Unilever operates a global digital ecosystem reaching 2.5 billion consumers daily. To standardise the web estate, the organisation implemented a highly customised instance of Adobe Experience Manager (AEM), featuring shared components and governance.
A key element of the implementation was The White Label: an in-house, politically neutral reference brand used to pilot capabilities and recruit brands onto the system. I was hired as sole Design Lead within the Experience Squad to take ownership of this design system layer.

In the context of the project’s scale, the existing component library lacked structural integrity, creating significant ambiguity for brand teams:


I reorganised the design layer into a governed platform system built around compositional logic rather than page-level thinking.
Using Atomic Design principles, the library was formalised into atoms, molecules, organisms and modular page assemblies. This replaced fragmented layouts with structured building blocks and ensured that visual and behavioural changes cascaded predictably across implementations.
Workflow alignment was equally important. Static exports were replaced with an inspection workflow using Zeplin that allowed offshore developers to extract CSS values, assets and grid specifications directly from source files. This reduced translation errors and shortened feedback loops between design and engineering.
Additionally, I also explored Git-based version control for the Sketch library via BitBucket in an attempt to introduce development-style discipline into the design workflow. Although this wasn’t ultimately workable due to the limitations of binary design files, it clarified the need for stronger structural governance and version clarity within the design system.
Alongside structural changes, I owned the validation loop between brand ambition and AEM capability. Proposed components were tested against real brand use cases and technical constraints before being promoted into the shared library. Testing was a mixture of ad-hoc and more formalised environments which I wrote user testing scripts for.
Documentation was expanded to describe configuration logic and functional boundaries, giving brands and partner agencies a clear reference point for the ‘catalogue’ of modules.

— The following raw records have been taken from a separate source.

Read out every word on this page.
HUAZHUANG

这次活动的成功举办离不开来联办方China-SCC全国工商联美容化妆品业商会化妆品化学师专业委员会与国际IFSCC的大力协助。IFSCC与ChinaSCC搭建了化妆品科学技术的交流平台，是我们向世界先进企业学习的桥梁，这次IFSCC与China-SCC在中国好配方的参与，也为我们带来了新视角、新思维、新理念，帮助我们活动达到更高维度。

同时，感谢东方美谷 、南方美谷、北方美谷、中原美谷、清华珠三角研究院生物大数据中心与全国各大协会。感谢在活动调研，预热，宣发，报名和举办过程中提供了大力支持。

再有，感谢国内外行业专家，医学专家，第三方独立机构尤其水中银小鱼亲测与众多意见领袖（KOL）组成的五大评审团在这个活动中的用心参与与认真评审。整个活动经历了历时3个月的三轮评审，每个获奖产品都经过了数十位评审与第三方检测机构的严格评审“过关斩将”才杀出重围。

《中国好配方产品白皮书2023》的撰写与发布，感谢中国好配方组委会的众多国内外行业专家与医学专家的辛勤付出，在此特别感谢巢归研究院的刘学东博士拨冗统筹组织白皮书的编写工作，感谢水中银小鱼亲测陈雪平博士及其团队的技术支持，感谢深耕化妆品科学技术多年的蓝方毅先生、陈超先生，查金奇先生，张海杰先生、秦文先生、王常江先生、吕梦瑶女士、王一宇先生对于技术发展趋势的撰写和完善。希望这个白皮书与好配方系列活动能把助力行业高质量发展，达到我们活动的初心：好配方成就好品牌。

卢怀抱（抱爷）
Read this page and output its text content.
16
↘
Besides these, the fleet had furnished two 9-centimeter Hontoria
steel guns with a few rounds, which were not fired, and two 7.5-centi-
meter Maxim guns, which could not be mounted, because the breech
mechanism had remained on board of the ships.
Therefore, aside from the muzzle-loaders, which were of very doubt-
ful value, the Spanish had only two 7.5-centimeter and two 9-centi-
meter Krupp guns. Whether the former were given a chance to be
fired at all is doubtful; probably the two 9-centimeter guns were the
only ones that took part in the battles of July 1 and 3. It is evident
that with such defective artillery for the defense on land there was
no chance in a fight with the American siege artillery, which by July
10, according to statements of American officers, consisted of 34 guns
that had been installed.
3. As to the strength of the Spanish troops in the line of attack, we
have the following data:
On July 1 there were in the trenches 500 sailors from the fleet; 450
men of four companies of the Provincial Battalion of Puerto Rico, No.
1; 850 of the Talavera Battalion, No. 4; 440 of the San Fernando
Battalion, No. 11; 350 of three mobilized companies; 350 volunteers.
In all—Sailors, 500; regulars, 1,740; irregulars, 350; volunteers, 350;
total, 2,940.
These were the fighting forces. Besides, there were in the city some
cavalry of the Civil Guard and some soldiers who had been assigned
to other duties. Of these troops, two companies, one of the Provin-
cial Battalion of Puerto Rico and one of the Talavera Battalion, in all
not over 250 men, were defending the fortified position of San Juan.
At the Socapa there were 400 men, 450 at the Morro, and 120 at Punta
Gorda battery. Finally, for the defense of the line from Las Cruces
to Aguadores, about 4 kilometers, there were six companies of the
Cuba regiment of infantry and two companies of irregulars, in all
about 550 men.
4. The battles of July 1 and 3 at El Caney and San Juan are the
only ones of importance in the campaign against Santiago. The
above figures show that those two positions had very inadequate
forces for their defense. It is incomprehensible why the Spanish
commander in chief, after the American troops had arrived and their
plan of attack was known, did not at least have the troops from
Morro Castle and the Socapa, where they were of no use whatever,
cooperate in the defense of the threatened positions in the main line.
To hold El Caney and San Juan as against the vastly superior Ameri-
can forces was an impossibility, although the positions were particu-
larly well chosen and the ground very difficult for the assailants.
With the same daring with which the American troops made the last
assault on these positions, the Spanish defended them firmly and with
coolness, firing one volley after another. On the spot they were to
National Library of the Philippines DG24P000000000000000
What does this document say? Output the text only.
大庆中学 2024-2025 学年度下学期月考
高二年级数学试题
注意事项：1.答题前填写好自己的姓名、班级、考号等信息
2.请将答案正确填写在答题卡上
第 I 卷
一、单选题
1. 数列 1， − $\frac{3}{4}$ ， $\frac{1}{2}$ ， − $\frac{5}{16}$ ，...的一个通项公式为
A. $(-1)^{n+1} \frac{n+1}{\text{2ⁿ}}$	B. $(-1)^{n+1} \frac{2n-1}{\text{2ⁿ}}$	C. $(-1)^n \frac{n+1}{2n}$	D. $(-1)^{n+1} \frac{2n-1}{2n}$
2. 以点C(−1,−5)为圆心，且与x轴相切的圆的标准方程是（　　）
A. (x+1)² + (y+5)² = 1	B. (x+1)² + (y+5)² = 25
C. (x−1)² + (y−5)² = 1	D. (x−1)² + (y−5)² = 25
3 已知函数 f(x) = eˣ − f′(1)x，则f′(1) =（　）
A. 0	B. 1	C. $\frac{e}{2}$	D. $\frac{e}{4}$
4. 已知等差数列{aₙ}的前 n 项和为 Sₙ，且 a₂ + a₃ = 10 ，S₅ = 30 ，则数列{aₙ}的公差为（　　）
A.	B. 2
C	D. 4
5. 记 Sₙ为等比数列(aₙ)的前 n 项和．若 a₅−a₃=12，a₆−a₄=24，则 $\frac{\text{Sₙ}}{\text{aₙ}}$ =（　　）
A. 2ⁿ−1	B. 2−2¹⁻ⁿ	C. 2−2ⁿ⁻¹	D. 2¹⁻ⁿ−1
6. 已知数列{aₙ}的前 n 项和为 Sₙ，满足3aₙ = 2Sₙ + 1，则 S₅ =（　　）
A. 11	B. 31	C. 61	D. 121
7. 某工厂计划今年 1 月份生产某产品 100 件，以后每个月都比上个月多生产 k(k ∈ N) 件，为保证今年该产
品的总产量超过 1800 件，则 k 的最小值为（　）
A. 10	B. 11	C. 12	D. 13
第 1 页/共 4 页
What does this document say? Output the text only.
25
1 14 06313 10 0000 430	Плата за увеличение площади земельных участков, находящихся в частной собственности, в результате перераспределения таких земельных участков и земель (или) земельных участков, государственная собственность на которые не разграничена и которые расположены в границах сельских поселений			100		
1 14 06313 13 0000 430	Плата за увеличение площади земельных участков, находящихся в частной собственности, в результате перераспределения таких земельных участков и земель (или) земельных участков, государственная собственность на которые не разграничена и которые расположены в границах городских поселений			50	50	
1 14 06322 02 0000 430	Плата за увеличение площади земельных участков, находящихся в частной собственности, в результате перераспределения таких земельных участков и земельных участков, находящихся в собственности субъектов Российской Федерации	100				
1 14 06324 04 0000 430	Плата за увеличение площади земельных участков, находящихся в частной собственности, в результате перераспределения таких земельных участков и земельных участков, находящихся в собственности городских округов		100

The White Label evolved from a reference implementation into an enforceable delivery standard for Adobe Classic.
Although granular analytics were not instrumented at the platform level, the operational shift was visible. Developers moved from repeated clarification cycles to assembling pages from a stable, documented component set. Global brands, including Dove and more than fifteen additional launches, adopted White Label patterns as a foundation for their own AEM components.
By centralising component logic, the cost of global updates, including accessibility and UX improvements, shifted from page-level rework to component-level revision. The system reduced ambiguity, improved consistency and created a scalable foundation for ongoing digital growth.